I copy here the steps for reproducing the problem from issue #161648, which is a duplicate of this one:

1. make sure that you have 2a8c95365005 in your local clone
2. make full build
3. goto java.kit module
4. run the following command:

ant test-single -Dtest.includes=**/IDECommitVali* -Dtest.type=qa-functional
-Dtest-qa-functional-sys-prop.org.netbeans.modules.parsing.impl.indexing.RepositoryUpdater.level=FINE

The RepositoryUpdater logging was not essential for reproducing the problem, but it increased probability of failure on
my laptop.
Comment 11 Vitezslav Stejskal 2009-04-02 12:39:52 UTC
*** Issue 161648 has been marked as a duplicate of this issue. ***
Comment 12 Jiri Skrivanek 2009-04-02 16:36:27 UTC
I am sorry for inconvenience and thank Vita for evaluation. I had to revert 2a8c95365005. We cannot cache File.exists()
in FileInfo because file can be deleted during issuing a FileObject.

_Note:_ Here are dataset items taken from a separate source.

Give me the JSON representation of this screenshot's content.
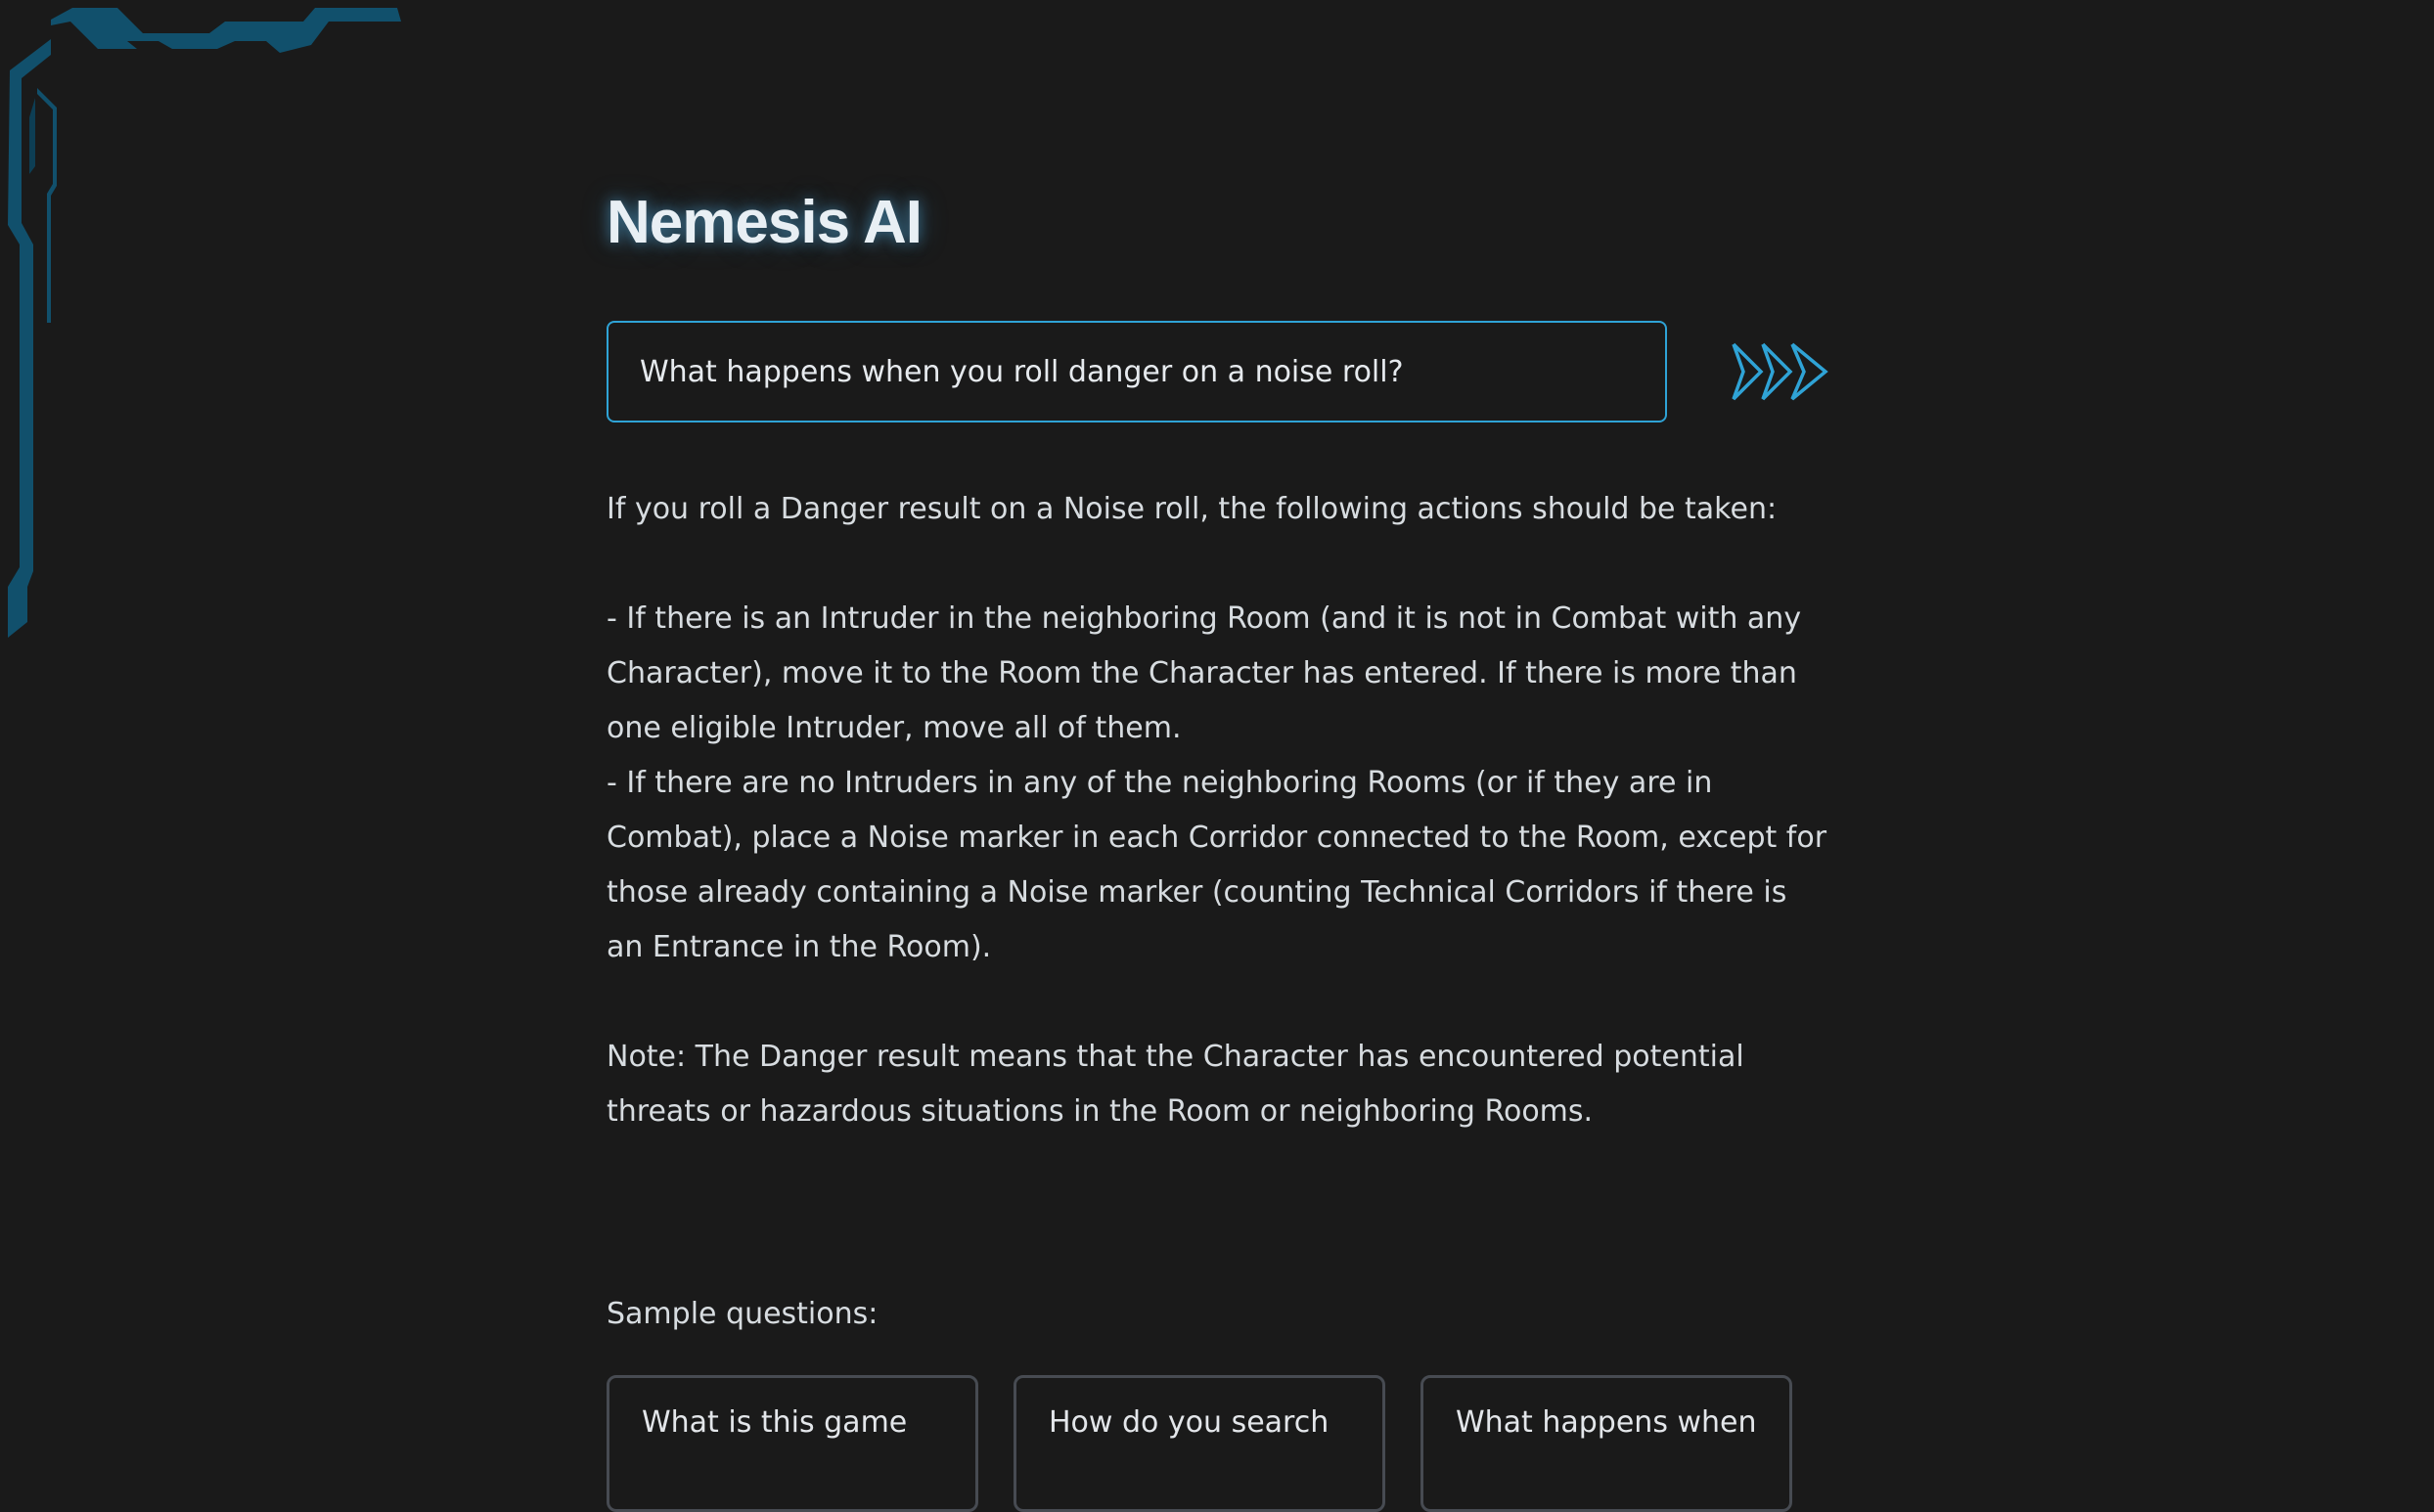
{
  "app": {
    "title": "Nemesis AI"
  },
  "search": {
    "value": "What happens when you roll danger on a noise roll?",
    "submit_icon": "triple-chevron-right-icon"
  },
  "answer": {
    "paragraphs": [
      "If you roll a Danger result on a Noise roll, the following actions should be taken:",
      "- If there is an Intruder in the neighboring Room (and it is not in Combat with any Character), move it to the Room the Character has entered. If there is more than one eligible Intruder, move all of them.",
      "- If there are no Intruders in any of the neighboring Rooms (or if they are in Combat), place a Noise marker in each Corridor connected to the Room, except for those already containing a Noise marker (counting Technical Corridors if there is an Entrance in the Room).",
      "Note: The Danger result means that the Character has encountered potential threats or hazardous situations in the Room or neighboring Rooms."
    ]
  },
  "samples": {
    "label": "Sample questions:",
    "items": [
      "What is this game",
      "How do you search",
      "What happens when"
    ]
  },
  "colors": {
    "background": "#1a1a1a",
    "accent": "#2fa3d6",
    "decoration": "#11506c",
    "card_border": "#474b52"
  }
}
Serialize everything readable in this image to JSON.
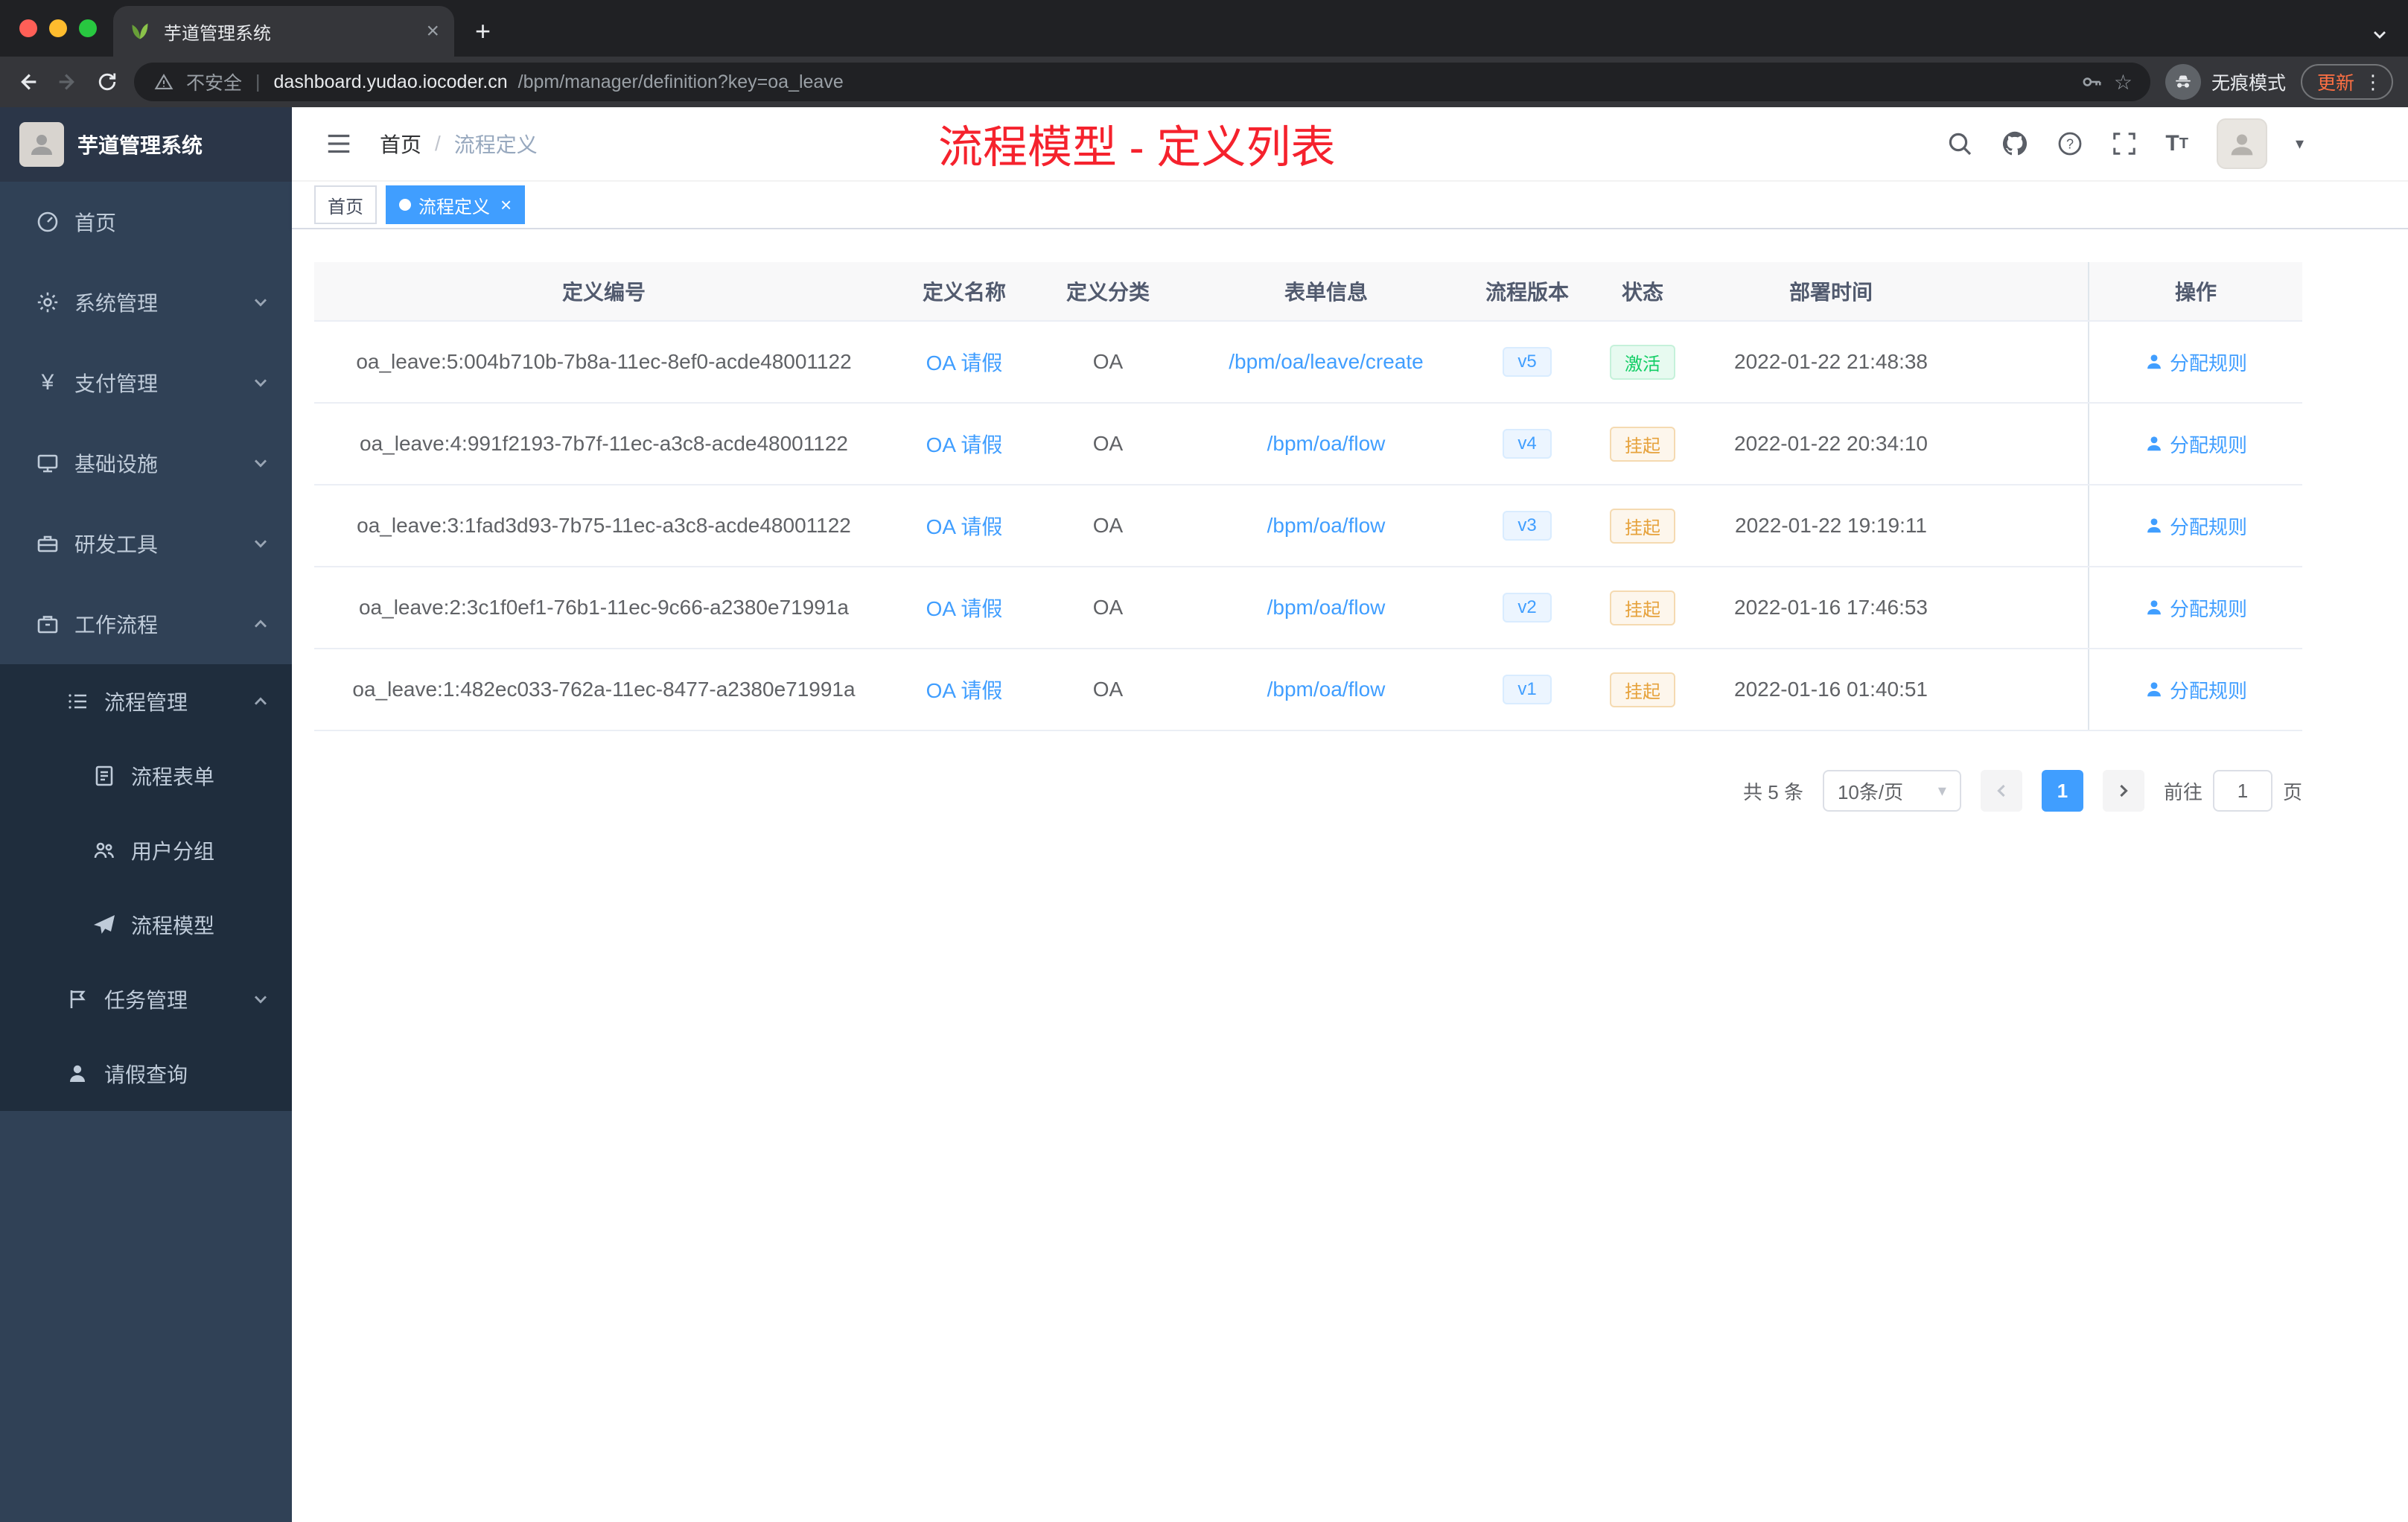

http://hg.netbeans.org/core-main/rev/394548265a59
Comment 13 Quality Engineering 2009-04-03 07:52:07 UTC
Integrated into 'main-golden', will be available in build *200904030200* on http://bits.netbeans.org/dev/nightly/ (upload may still be in progress)
Changeset: http://hg.netbeans.org/main-golden/rev/394548265a59
User: Jiri Skrivanek <jskrivanek@netbeans.org>
Log: #161646 - Revert 2a8c95365005 of issue 66690 because it caused a regression. We cannot cache File.exists() in FileInfo because file can be deleted during issuing a FileObject.